The lure you use can make a difference in whether you catch a walleye or not. Choosing a lure that mimics a baitfish is essential if you want to land the big one. A LiveTarget Rattlebait is the perfect choice because of its powerful rattles and realistic paint job. This lure is great for catching walleye and is one of the oldest styles of lures for ice fishing.

In addition to using the right lure, you should also pay attention to the way that the lure looks and acts on the fish. If the lure looks too slick, the fish might not bite. This means that you need to adjust your technique to attract more bites. Jigging is an effective technique that will get more bites from walleye when done right.

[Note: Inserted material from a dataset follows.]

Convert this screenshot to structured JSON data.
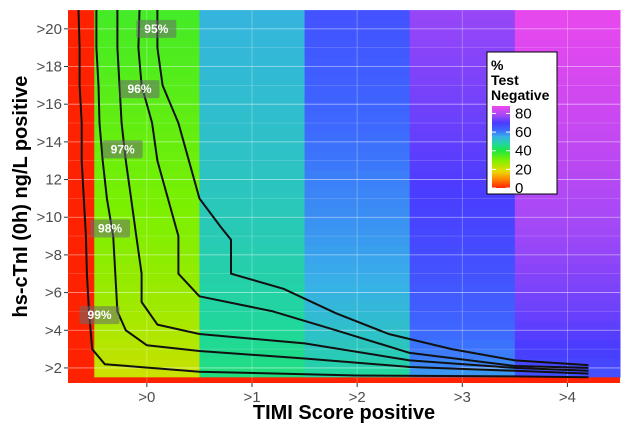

Shiner lures are another popular choice. These baits mimic the food that walleye eat. They are easy to set up on a jig head, sink fast, and can be hooked so that the hook point is only exposed when a bite is detected. Shiner lures are also good choices for ‘bumping’ the bottom.

Finding walleyes in mud flats

Finding walleyes in mud flats can be tricky, but if you know what to look for, you can increase your chances of catching one. Generally, walleye will hang out in shallow waters, but they can be found in deeper basins as well. When the water temperature drops, walleye will move in deeper waters to find food. You can also target walleye near spawning grounds in late winter.

A good way to find walleyes in mud flats is to find them early in the day. You can take advantage of the early walleye feeding period, when they are actively searching for prey fish such as yellow perch. You should also search for weed-covered flats with shallow bays.

When searching for walleye, it’s important to know what type of lure is most effective. Jigs with a large rattle attract walleyes, but smaller rattles call out to less aggressive walleyes. Minnows fished on a jig are also effective, such as the Lindy Fat Boy or the Genz Worm XL. Another great option is a Glo-Ball Jig.

Choosing the right depth

Choosing the right depth to ice fish is a critical element of successful walleye fishing. While walleye often inhabit depths of 15 to 25 feet, early ice anglers should look for concentration points along the edge of the ice. Using a depth chart, anglers can select three to four locations that feature a transition between different depths. This will help anglers identify the optimal spots for sending a transducer through the ice. During the early part of the ice fishing season, anglers can start establishing contours using their transducer. Once these contours have been established, anglers can begin drilling holes.

After determining the location and depth at which walleye are active, anglers can then work their lures to that depth. Walleye often mark their lures without biting. This technique can be helpful during night time because walleye often feed in the dark. Using a flasher is another helpful technique. This helps identify a fish that has passed by and may be feeding nearby. Choosing the right depth to ice fish for walleye can make the difference between a successful day and a disappointing one.

Targeting walleyes with large spoons

Targeting walleyes with large spoons can be a fun and effective way to catch more fish. These lures have several advantages, but one of the most effective is their ability to cover more water. They also tend to attract more aggressive fish. Some people like to use a minnow head on the spoon to induce more bites, and others like to rub scent on the spoon before fishing. Whichever you choose, be sure to use the appropriate color for the water and the forage.

While there are countless ways to catch walleye with a spoon, long spoons tend to do best during summer months. Walleye prefer baitfish that are long and thin, so long spoons are the ideal presentation. Many anglers have also found success with a spoon with a gold or silver back. Copper spoons also seem to be a popular choice in overcast conditions.

If you’re targeting walleye in shallow water, you may consider jigging spoons. This technique involves using a heavy spoon and trolling it vertically. This is a great technique for targeting big walleye, but it can also be effective in deeper waters. The key is to choose a lake with large numbers of walleyes.